A PDF word counter tells you how many words, characters and pages a document contains — useful for translators billing per word, students checking essay length, and legal teams sizing disclosure bundles. Unlike most online counters, this tool never uploads your file: the PDF is decoded entirely in your browser, so confidential contracts and unpublished manuscripts stay on your machine.
How it works
A PDF is not a flat text file. Each page’s text lives inside a content stream — a sequence of drawing operators — and those streams are usually compressed with FlateDecode (zlib/deflate). To count words the tool:
- Reads the file as raw bytes and locates every
stream … endstreamobject. - Inflates any FlateDecode streams using the browser’s native
DecompressionStream. - Scans the decoded operators for text-showing commands —
Tj,TJ,'and"— and pulls the string literals (the parts in parentheses( )) and hex strings out of them. - Joins the strings into page text, inserting spacing where the layout operators imply a gap, then counts words, characters and sentences.
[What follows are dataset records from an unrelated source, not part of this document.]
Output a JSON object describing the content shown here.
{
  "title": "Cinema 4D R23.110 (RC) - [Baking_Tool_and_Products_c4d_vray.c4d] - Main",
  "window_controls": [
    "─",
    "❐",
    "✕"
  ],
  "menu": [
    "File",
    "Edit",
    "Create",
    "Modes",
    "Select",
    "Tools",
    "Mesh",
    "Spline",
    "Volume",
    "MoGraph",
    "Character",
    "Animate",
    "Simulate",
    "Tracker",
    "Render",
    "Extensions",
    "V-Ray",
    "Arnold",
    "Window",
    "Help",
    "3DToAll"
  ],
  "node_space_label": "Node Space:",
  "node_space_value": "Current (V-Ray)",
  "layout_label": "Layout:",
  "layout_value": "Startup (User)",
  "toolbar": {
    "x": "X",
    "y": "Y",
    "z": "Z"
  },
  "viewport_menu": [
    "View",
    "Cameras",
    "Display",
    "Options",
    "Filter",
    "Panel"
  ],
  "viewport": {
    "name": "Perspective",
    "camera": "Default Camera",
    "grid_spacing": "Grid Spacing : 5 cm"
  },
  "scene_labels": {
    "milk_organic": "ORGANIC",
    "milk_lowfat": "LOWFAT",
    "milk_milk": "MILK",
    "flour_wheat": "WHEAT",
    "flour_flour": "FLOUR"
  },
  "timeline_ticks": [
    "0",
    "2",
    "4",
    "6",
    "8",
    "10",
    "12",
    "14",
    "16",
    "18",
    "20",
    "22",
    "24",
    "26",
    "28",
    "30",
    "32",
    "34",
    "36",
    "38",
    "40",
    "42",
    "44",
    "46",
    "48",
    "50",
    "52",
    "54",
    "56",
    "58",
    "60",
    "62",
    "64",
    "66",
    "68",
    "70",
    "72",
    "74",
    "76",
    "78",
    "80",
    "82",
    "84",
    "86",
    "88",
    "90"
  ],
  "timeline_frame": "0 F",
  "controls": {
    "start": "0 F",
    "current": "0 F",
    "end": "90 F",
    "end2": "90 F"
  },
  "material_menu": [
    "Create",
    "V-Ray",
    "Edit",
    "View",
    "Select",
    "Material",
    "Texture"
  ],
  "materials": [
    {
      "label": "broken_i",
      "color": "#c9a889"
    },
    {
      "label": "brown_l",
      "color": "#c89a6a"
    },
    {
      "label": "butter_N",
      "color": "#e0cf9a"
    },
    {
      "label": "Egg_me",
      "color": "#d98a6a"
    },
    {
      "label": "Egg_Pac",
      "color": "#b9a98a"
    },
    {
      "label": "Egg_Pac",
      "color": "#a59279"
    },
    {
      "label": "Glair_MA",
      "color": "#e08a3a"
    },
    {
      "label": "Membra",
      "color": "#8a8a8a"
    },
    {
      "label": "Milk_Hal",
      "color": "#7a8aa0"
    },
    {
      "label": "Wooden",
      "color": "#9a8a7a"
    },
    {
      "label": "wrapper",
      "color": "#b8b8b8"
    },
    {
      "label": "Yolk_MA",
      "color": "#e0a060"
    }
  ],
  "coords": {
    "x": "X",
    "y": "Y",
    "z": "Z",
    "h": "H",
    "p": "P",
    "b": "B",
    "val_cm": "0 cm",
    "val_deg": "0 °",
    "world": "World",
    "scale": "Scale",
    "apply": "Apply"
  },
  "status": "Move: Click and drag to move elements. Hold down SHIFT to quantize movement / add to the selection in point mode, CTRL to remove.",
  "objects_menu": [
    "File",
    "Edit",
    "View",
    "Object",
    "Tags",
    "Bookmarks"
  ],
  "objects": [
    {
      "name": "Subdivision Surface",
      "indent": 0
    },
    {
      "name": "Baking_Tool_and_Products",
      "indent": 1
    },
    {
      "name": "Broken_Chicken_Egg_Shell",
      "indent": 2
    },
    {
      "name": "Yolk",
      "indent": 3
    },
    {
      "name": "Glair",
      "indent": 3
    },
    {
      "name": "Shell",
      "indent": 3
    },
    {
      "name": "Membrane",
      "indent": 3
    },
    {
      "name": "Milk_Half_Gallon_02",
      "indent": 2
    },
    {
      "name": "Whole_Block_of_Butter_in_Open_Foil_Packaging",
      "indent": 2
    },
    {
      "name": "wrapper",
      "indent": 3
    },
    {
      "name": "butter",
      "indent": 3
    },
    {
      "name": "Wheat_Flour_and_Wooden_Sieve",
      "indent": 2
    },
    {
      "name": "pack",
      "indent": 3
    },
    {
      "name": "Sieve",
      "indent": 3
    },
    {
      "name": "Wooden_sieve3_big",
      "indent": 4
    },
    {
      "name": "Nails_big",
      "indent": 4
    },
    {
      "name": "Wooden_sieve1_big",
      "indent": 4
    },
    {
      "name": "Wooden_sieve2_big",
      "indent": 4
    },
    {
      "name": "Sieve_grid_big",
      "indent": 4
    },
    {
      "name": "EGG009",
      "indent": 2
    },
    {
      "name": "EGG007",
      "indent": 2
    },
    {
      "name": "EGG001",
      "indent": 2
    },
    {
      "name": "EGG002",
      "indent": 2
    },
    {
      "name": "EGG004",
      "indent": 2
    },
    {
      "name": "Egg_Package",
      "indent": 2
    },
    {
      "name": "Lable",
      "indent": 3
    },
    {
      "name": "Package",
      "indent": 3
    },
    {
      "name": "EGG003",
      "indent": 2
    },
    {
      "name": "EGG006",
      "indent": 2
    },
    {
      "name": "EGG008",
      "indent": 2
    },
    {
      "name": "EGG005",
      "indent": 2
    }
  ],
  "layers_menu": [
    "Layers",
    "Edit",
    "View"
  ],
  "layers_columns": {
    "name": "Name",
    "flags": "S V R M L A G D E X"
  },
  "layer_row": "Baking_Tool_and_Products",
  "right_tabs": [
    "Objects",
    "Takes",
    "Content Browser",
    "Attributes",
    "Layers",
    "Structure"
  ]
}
Words are runs of non-whitespace separated by whitespace. Sentences are approximated by counting terminal punctuation (., !, ?). Because PDFs position glyphs rather than store paragraphs, the count is an accurate estimate rather than a byte-perfect match to the authoring tool.
Tips and notes
- If the count comes back as zero, the PDF is almost certainly a scan (image-only) with no text layer — there is nothing to count without OCR.
- Encrypted or password-protected PDFs cannot be decoded in the browser; remove the protection first.
- The per-page table is handy for spotting where the bulk of a document’s content sits, for example a long appendix.
- Everything runs locally, so you can safely use it on sensitive or unpublished material.